Ever hanker to take a gander at the lunar crater Zwicky? If so, just click over to a slick new site on the web called The-moon. There, you will quickly learn that Zwicky is a 94-mile-wide (150 kilometers) crater at latitude 15.4° south, longitude 168.1° east. You can also find out that Fritz Zwicky (1898–1974) "was an American-based Swiss astronomer. He was an original thinker, with many important contributions in theoretical and observational astronomy." Zwicky and hundreds of other lunar features are yours for the gandering on The-moon — arranged conveniently in alphabetical order.
The-moon is a Wiki. Like the well-known Wikipedia, it is a collaborative web site containing written and visual information about Earth's satellite that anyone can contribute to and edit. The idea is to increase and refine the site's content over time.
The introduction to the site is written by Chuck Wood, a scientist currently with the Planetary Science Institute in Tucson, Arizona.
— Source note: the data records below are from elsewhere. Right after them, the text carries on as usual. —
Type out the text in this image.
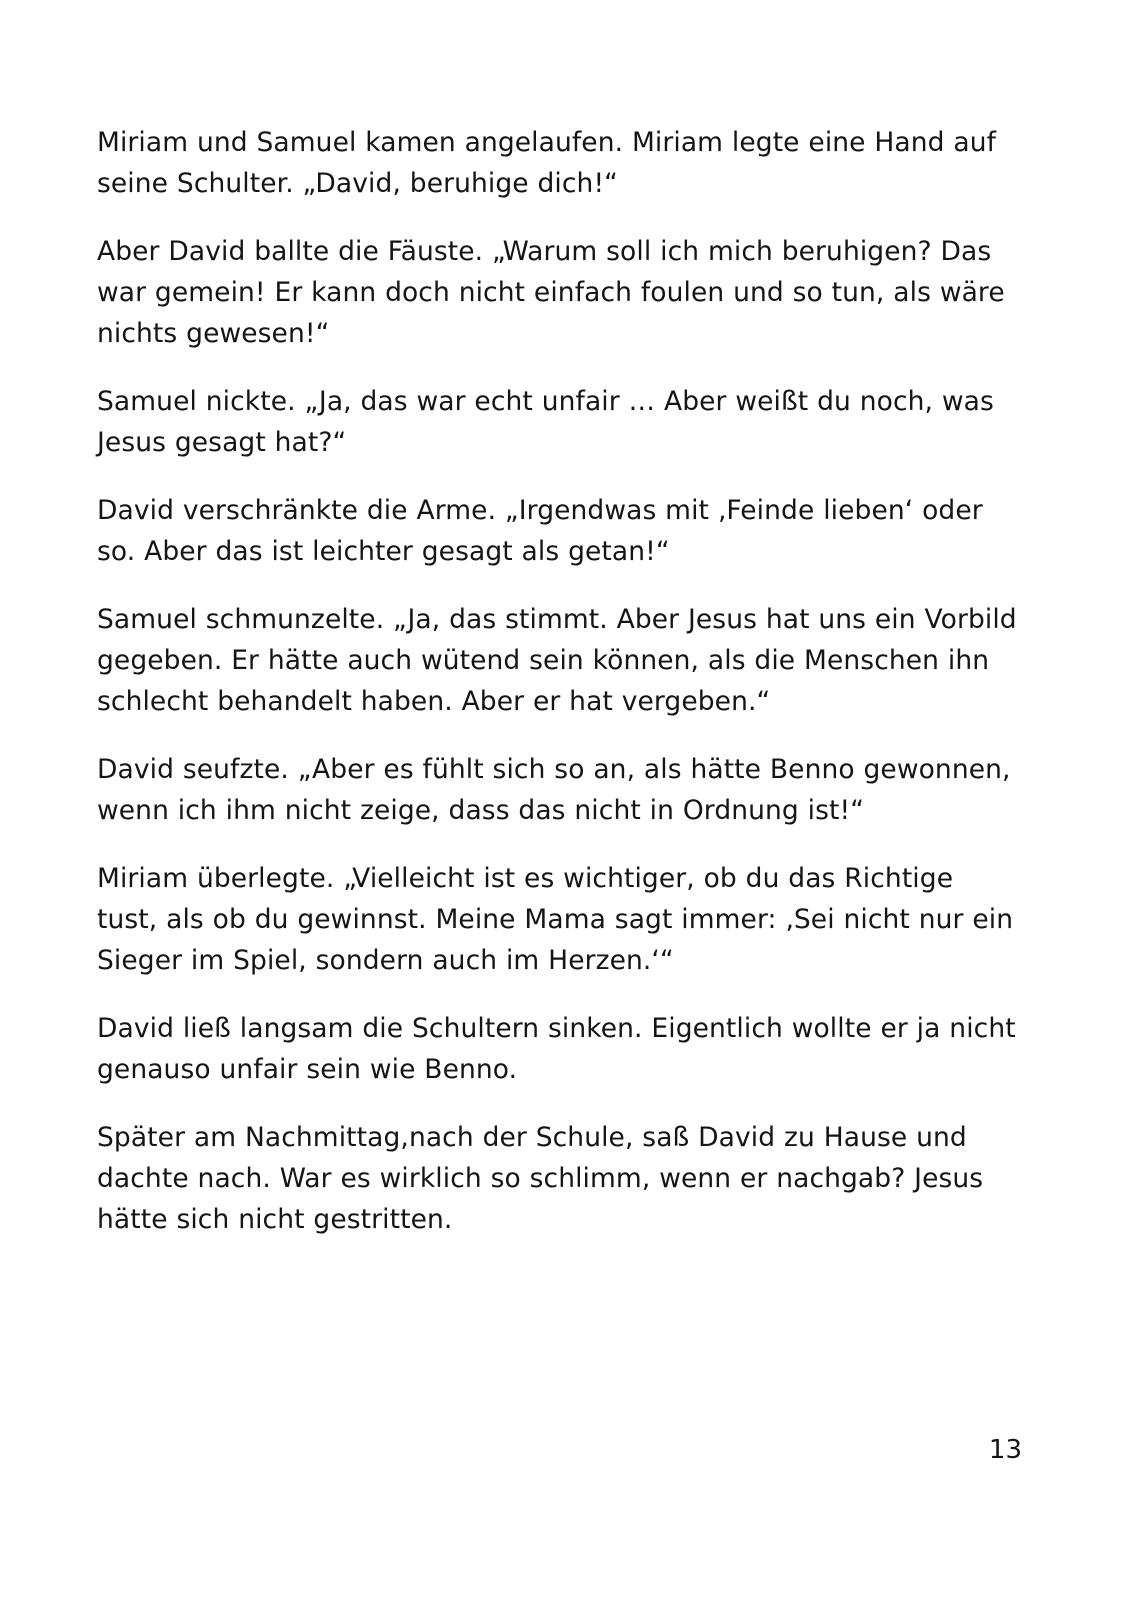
Miriam und Samuel kamen angelaufen. Miriam legte eine Hand auf seine Schulter. „David, beruhige dich!“

Aber David ballte die Fäuste. „Warum soll ich mich beruhigen? Das war gemein! Er kann doch nicht einfach foulen und so tun, als wäre nichts gewesen!“

Samuel nickte. „Ja, das war echt unfair … Aber weißt du noch, was Jesus gesagt hat?“

David verschränkte die Arme. „Irgendwas mit ‚Feinde lieben‘ oder so. Aber das ist leichter gesagt als getan!“

Samuel schmunzelte. „Ja, das stimmt. Aber Jesus hat uns ein Vorbild gegeben. Er hätte auch wütend sein können, als die Menschen ihn schlecht behandelt haben. Aber er hat vergeben.“

David seufzte. „Aber es fühlt sich so an, als hätte Benno gewonnen, wenn ich ihm nicht zeige, dass das nicht in Ordnung ist!“

Miriam überlegte. „Vielleicht ist es wichtiger, ob du das Richtige tust, als ob du gewinnst. Meine Mama sagt immer: ‚Sei nicht nur ein Sieger im Spiel, sondern auch im Herzen.‘“

David ließ langsam die Schultern sinken. Eigentlich wollte er ja nicht genauso unfair sein wie Benno.

Später am Nachmittag,nach der Schule, saß David zu Hause und dachte nach. War es wirklich so schlimm, wenn er nachgab? Jesus hätte sich nicht gestritten.

13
He has many interests, but I think it's fair to say Dr. Wood is nuts about the Moon.
Wood doesn't specifically mention amateur observers, but what better project for them to be involved in? Anyone can upload photos, descriptions, and history of lunar features. Plus, there are lots of existing collections of Moon images out there to be plundered (assuming they are not copyrighted) and added to The-moon.
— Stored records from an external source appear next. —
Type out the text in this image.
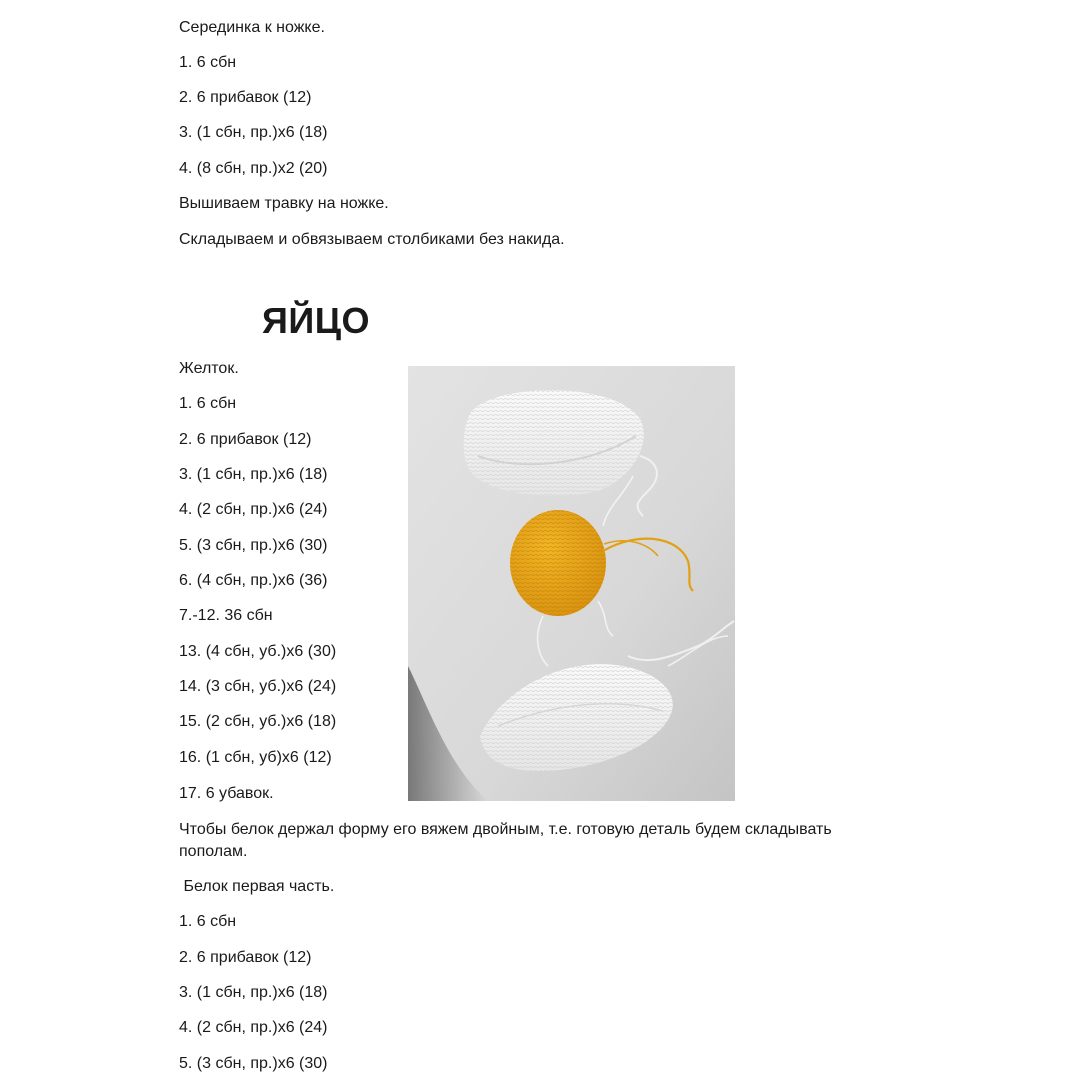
Серединка к ножке.
1. 6 сбн
2. 6 прибавок (12)
3. (1 сбн, пр.)х6 (18)
4. (8 сбн, пр.)х2 (20)
Вышиваем травку на ножке.
Складываем и обвязываем столбиками без накида.
ЯЙЦО
Желток.
1. 6 сбн
2. 6 прибавок (12)
3. (1 сбн, пр.)х6 (18)
4. (2 сбн, пр.)х6 (24)
5. (3 сбн, пр.)х6 (30)
6. (4 сбн, пр.)х6 (36)
7.-12. 36 сбн
13. (4 сбн, уб.)х6 (30)
14. (3 сбн, уб.)х6 (24)
15. (2 сбн, уб.)х6 (18)
16. (1 сбн, уб)х6 (12)
17. 6 убавок.
Чтобы белок держал форму его вяжем двойным, т.е. готовую деталь будем складывать пополам.
Белок первая часть.
1. 6 сбн
2. 6 прибавок (12)
3. (1 сбн, пр.)х6 (18)
4. (2 сбн, пр.)х6 (24)
5. (3 сбн, пр.)х6 (30)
Speaking of collections, a lot of people are over the Moon about the release of super-high-resolution scans of Apollo-era photographs. The digital archive is being created by Arizona State University and NASA's Johnson Space Center in Houston. Instead of the lesser-quality reproductions previously available, these scans are being made from the original negatives, many of which have been in cold storage for decades.
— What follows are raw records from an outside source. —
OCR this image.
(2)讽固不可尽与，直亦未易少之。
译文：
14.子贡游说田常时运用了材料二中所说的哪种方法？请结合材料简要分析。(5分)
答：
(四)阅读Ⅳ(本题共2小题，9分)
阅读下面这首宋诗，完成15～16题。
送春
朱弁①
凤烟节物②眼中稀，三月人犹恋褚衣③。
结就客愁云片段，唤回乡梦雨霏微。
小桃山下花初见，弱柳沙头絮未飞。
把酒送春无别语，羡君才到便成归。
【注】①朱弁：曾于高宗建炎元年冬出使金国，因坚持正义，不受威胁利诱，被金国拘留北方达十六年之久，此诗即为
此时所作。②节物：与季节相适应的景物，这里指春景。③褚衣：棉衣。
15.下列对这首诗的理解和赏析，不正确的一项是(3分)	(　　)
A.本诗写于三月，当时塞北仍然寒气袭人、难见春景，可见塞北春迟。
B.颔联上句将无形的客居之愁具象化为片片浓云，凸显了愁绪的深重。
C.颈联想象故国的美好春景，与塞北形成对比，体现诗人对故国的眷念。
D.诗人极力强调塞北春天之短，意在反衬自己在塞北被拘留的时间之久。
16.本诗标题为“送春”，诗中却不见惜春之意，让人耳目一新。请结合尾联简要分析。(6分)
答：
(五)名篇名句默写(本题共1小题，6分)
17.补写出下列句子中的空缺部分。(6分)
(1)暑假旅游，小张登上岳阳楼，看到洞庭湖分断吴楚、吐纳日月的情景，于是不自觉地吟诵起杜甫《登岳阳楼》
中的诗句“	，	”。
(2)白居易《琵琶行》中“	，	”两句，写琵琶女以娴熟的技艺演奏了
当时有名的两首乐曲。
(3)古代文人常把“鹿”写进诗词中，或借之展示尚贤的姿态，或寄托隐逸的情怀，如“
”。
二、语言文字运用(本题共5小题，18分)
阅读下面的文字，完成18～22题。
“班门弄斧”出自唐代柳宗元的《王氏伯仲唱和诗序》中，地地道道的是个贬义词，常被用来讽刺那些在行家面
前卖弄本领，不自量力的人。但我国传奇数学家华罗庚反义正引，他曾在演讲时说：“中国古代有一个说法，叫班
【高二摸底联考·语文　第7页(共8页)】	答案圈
The scans will contain an unprecedented amount of detail. For example, a scan of a single 4.7-inch-square frame from the Apollo Mapping Camera — one of the instruments used to photograph the lunar surface — will contain 1.3 gigabytes of data. Scans will reproduce 16,000 shades of gray. The project will take about 3 years to complete and will scan some 36,000 images.
In a way, we'll all be seeing the Moon as we've never seen it before. Maybe somebody will finally catch a glimpse of the wires and nails holding up the movie stage in Nevada where the Apollo program was faked.